Dans la continuité de la précédente partie et pour conclure le sujet, qu'advient-il à mesure que l'enfant grandit et acquiert le fameux da'ath ?
Qu'advient-il à mesure qu'il développe la connaissance du Bien et du Mal[footnote] ? Qu'il devient capable d'opérer une distinction entre les nombreux concepts familiers de l'existence ? Savoir qui je suis et qui je ne suis pas, ce qui me rend heureux et ce qui me blesse, ce qui rend ma vie en société plus agréable ou plus amère, la notion de propriété, de droit, de devoir, de moralité, de justice, pour n'en citer que quelques-uns. La distinction est un processus psycho-social fondamental visant à particulariser, à individualiser, à percevoir le caractère qui émerge de la masse et, en cela, à donner du sens.

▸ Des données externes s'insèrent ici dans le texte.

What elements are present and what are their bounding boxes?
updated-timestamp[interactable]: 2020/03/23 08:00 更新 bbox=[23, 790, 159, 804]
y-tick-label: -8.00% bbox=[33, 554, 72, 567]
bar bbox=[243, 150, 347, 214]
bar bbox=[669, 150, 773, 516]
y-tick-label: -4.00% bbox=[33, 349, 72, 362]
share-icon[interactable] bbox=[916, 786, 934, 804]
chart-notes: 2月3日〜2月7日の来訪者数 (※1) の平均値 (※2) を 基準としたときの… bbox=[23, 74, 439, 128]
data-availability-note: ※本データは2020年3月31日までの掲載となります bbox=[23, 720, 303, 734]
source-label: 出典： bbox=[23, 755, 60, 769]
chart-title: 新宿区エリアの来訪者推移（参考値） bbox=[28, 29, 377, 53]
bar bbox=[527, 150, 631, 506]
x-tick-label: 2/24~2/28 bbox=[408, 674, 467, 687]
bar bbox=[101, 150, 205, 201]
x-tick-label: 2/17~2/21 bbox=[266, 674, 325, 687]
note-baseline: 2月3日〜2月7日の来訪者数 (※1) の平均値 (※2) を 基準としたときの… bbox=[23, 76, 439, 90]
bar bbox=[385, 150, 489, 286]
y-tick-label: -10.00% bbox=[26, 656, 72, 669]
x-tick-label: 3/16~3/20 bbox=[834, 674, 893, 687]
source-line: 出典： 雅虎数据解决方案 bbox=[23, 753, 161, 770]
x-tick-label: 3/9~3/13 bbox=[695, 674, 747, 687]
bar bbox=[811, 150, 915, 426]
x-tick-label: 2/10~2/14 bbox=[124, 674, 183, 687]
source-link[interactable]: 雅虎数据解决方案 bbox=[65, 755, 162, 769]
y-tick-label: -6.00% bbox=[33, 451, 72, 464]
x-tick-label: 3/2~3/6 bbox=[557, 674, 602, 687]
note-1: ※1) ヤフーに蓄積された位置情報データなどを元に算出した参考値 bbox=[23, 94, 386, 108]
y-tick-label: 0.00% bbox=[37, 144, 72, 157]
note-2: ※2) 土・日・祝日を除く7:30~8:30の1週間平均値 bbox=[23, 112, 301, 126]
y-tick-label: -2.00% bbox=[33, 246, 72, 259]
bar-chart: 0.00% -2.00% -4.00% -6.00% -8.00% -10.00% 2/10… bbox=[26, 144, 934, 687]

Au fur et à mesure que l'enfant devient familier avec ce procédé, il projette sur le monde qui l'entoure une lumière nouvelle. La lumière de la conscience, grâce à laquelle il devient capable de le décoder. Et le premier monde qu'il éclaire et scrute, c'est le sien. Voici donc qu'il se juge, qu'il se jauge, qu'il se compare à la norme non pas subjective, celle qui lui a été indiquée par ses parents, mais à la norme objective, à la réalité telle qu'en elle-même.
C'est alors qu'un véritable drame existentiel peut se jouer.
La désillusion crue qui surgit au moment où l'individu réalise être qui il est, alors que cette découverte suscite la honte. Voici que certains de ses réflexes ou conditionnements, qu'il aura pourtant jugés vrais et bons durant des années, lui apparaissent désormais comme les symptômes d'un trouble personnel. Il souffre. Il se sent décalé. Il se sait anormal. Entendons, objectivement anormal, positivement anormal. Et cela ne tarde pas à se percevoir. Sa manière de penser le lien social, de rechercher le plaisir, d'appréhender l'amour, de se projeter dans une relation professionnelle, ne peuvent plus dissimuler les dysfonctionnements internes.
Oui, il a honte de lui, d'être ce qu'il est. Il a même honte d'avoir honte, car, il le sait profondément, il n'est pour rien dans tout cela !

Devinez-vous ce qu'un être honteux de ce que son passé a fait de lui, tente de faire pour survivre psychiquement ? Il enfouit ce passé encombrant. Il le masque aux autres, bien sûr. À lui, en premier lieu. Il efface son passé. Et chez l'être humain, le passé, c'est la mémoire. C'est-à-dire l'assise psychique, les racines de l'être, l'identité en somme. Bien que le passé ne soit plus en soi, au présent il continue à expliquer l'être, à le légitimer, à le justifier. Ce n'est pas rien !
Un être honteux de ce que son a fait de lui enfouit ce passé encombrant.
Nombreuses sont les personnes en détresse psychologique ou affective, à souffrir de ce qu'elles appellent prudemment des « problèmes de mémoire ». Les voici parfois incapables d'accéder à des pans entiers de leur vie, comme privées d'elles-mêmes. Parfois, chez elles, les premiers souvenirs remontent à l'âge de 6 ou 7 ans, tout au plus ; parfois, c'est l'enfance et une partie de l'adolescence qui ont été effacées. Le phénomène ne relève aucunement d'un « problème de mémoire », nous le réalisons.
Ce n'est en effet pas un problème, c'est un remède. Le remède désespéré équivalent à un sacrifice de soi, pour sauvegarder sa vie… ou ce qu'il en reste.
Voici comment certains parents ont, sans doute malgré eux, programmé l'effacement de la mémoire de leur enfant. Et comment ils ont hélas condamné le rejeton qu'ils chérissaient tant, à devoir un jour s'oublier afin de survivre au poids du passé.